The Twilight of Childhood

In bittersweet reflection, a mother bids her kids' childhood adieu

On Mother’s Day, I sat in the passenger seat as my family drove past Woodland Park. I looked out the window at the same old scenery, when my eyes betrayed me. The Seattle park suddenly had all new playground equipment. I gasped loudly, because I knew this change wasn’t sudden. My husband and my 12- and 9-year-old daughters answered “What?”

“They redid the playground and I had no idea!” I said.

I couldn’t believe it, and yet I could. We are no longer playground-dwellers; our lives are not about which park we will visit next. Still, it was Mother’s Day and all activities were pre-ordained by me. We marched up the hill after dinner. It felt weird that we had two dogs to bring with us now. I had willingly adopted not one but two dogs while being a parent to not one but two children.

But at the park, we spread out into a new formation, because I don’t have two children anymore, at least not in the same way as I did. I have a tween and a girl who is not kidlike. We all played with the dogs in the field as I gazed distractedly at the new equipment with complete disbelief. The park was not the same, and I kept sighing over the differences.

The big pretend boulder that I first lifted my kids up on, and that they eventually learned how to scale, had been moved. The swings still had extra-long chains, but they are probably safer now in some way and not quite as fun. Sadly, there was still no bathroom. And the structure both of my girls had practiced swinging from bar-to-bar on was replaced by a large rope-climbing orb.

At last my youngest went to climb on the orb. I soon followed, pushing my almost 44-year-old limbs from rung to rung. One thing was the same: I made casual conversation with another mom.

“I can’t believe the equipment is all new,” I said to the other mom. “The slide that was here is gone.”

“I know, but there are two slides over there, and the swings still go high,” she replied.

I couldn’t get over this restructuring, this leap into newness while I wasn’t looking.

The casual mom park talk felt familiar. But I couldn’t get over this restructuring of my family and my mother life, this leap into newness while I wasn’t looking.

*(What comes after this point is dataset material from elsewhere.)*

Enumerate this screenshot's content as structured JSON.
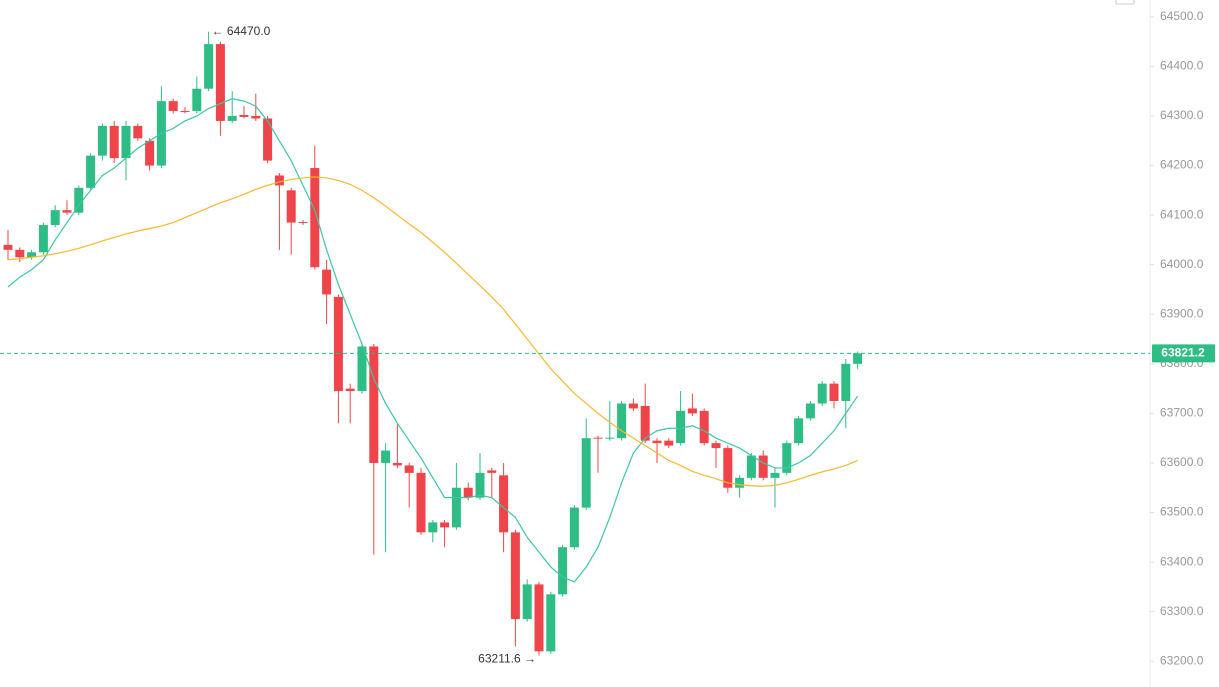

I leaned against the ropes and remembered the day a boy pushed my oldest down the now-disappeared slide. In my mind, I saw her play with gravity, almost going over the edge before her body corrected itself and fell too fast and then recovered and slid down the slide.

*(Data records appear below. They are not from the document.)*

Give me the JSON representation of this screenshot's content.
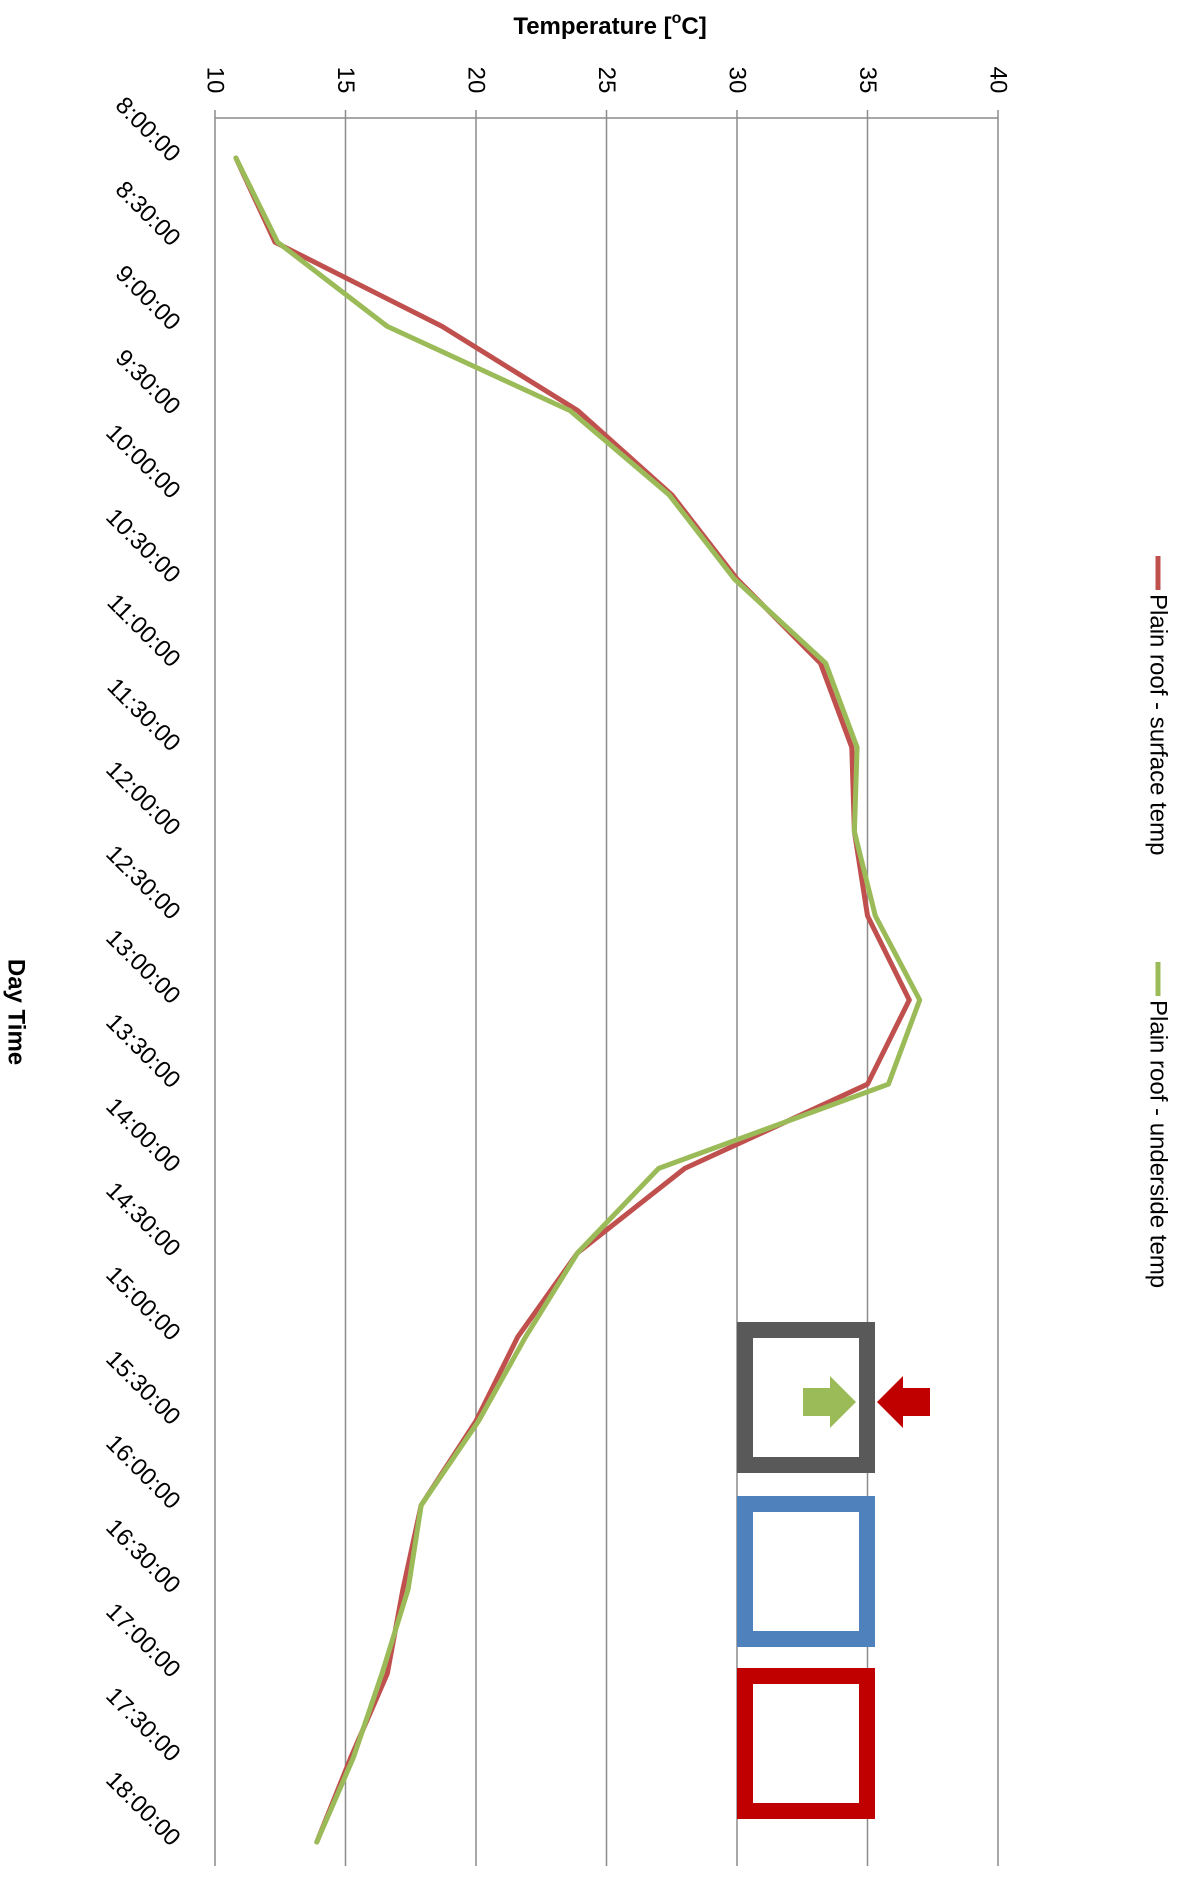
{
  "chart_data": {
    "type": "line",
    "orientation": "rotated-90-clockwise",
    "ylabel": "Temperature [",
    "ylabel_sup": "o",
    "ylabel_unit": "C]",
    "xlabel": "Day Time",
    "ylim": [
      10,
      40
    ],
    "yticks": [
      "10",
      "15",
      "20",
      "25",
      "30",
      "35",
      "40"
    ],
    "grid": true,
    "legend_position": "right",
    "categories": [
      "8:00:00",
      "8:30:00",
      "9:00:00",
      "9:30:00",
      "10:00:00",
      "10:30:00",
      "11:00:00",
      "11:30:00",
      "12:00:00",
      "12:30:00",
      "13:00:00",
      "13:30:00",
      "14:00:00",
      "14:30:00",
      "15:00:00",
      "15:30:00",
      "16:00:00",
      "16:30:00",
      "17:00:00",
      "17:30:00",
      "18:00:00"
    ],
    "series": [
      {
        "name": "Plain roof - surface temp",
        "color": "#c0504d",
        "values": [
          10.8,
          12.3,
          18.7,
          23.9,
          27.5,
          30.0,
          33.2,
          34.4,
          34.5,
          35.0,
          36.6,
          35.0,
          28.0,
          23.9,
          21.6,
          20.0,
          17.9,
          17.2,
          16.6,
          15.2,
          13.9
        ]
      },
      {
        "name": "Plain roof - underside temp",
        "color": "#9bbb59",
        "values": [
          10.8,
          12.4,
          16.6,
          23.6,
          27.4,
          29.9,
          33.4,
          34.6,
          34.5,
          35.3,
          37.0,
          35.8,
          27.0,
          23.9,
          21.9,
          20.1,
          17.9,
          17.4,
          16.4,
          15.3,
          13.9
        ]
      }
    ]
  },
  "indicator_boxes": [
    {
      "name": "gray",
      "color": "#595959"
    },
    {
      "name": "blue",
      "color": "#4f81bd"
    },
    {
      "name": "red",
      "color": "#c00000"
    }
  ],
  "arrows": [
    {
      "name": "green",
      "color": "#9bbb59"
    },
    {
      "name": "red",
      "color": "#c00000"
    }
  ]
}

That day, my heart stopped and I felt rage for the boy who put my child in danger’s way. I couldn’t breathe, and then I could and I wanted to pummel that child for seconds that slowed down until my friend placed her hand on my shoulder and I breathed a bit deeper. My friend said she’d find the boy’s mom, and I held my daughter close to me. I remember thinking that day that I couldn’t protect her, this girl of mine, that nowhere was really safe, not even the park we came to all the time.

Now that slide was gone, and I sat basking in the sun, completely rearranged again with an idea finally solidified for real: My girls and I had left childhood way behind within the last year or so.

My oldest joined us on the climbing orb, set on reaching the pinnacle, and I now had no worry about her falling on equipment designed with younger kids in mind. Her orbs continue to move farther away from me, and I look with such astonishment at the people behind me on the parenting ladder.

About six weeks ago I saw a man holding a doll during school pick-up. Why is he holding a baby doll? I wondered. Then I focused my eyes on him as he walked toward me, and I saw he was holding a newborn. And I laughed at the idea of how foreign it seems to me to hold a real baby that my mind placed a pretend baby in his arms instead.

These days I have new kinds of babies: My daughters laugh at the way I talk 'parentese' to our dogs. Only these non-humans fit in the crooks of my elbows now.

Years ago I couldn’t breathe when my child was pushed down the slide. Playground politics were new to me then. I thought about my friend finding the other parent for me when my girl got pushed. I had held myself in check then, not approaching the boy who sent my daughter down the slide without her permission even though I wanted to.

Now I send my 12-year-old to camp and instruct her on how to take care of herself. We tuck a piece of paper that lists her good qualities into a book, knowing she can use the list when she fills lonely or lacks confidence. I have taught both girls mantras, and they tell me their mantra is, “I am awesome.” I tell them to tuck these words around them as they step into the world outside of my protective vision.

On Mother’s Day, I sat on a rope orb and watched my girls climb without me as my husband played with our dogs in the green grass. I watched the parents with younger kids and knew that I had left this world behind. I watched older kids, too, wondering if they are in college or high school. They are the ones I really keep my eyes on now, these kids flirting as they climb nearby, my thoughts speculating about the years ahead.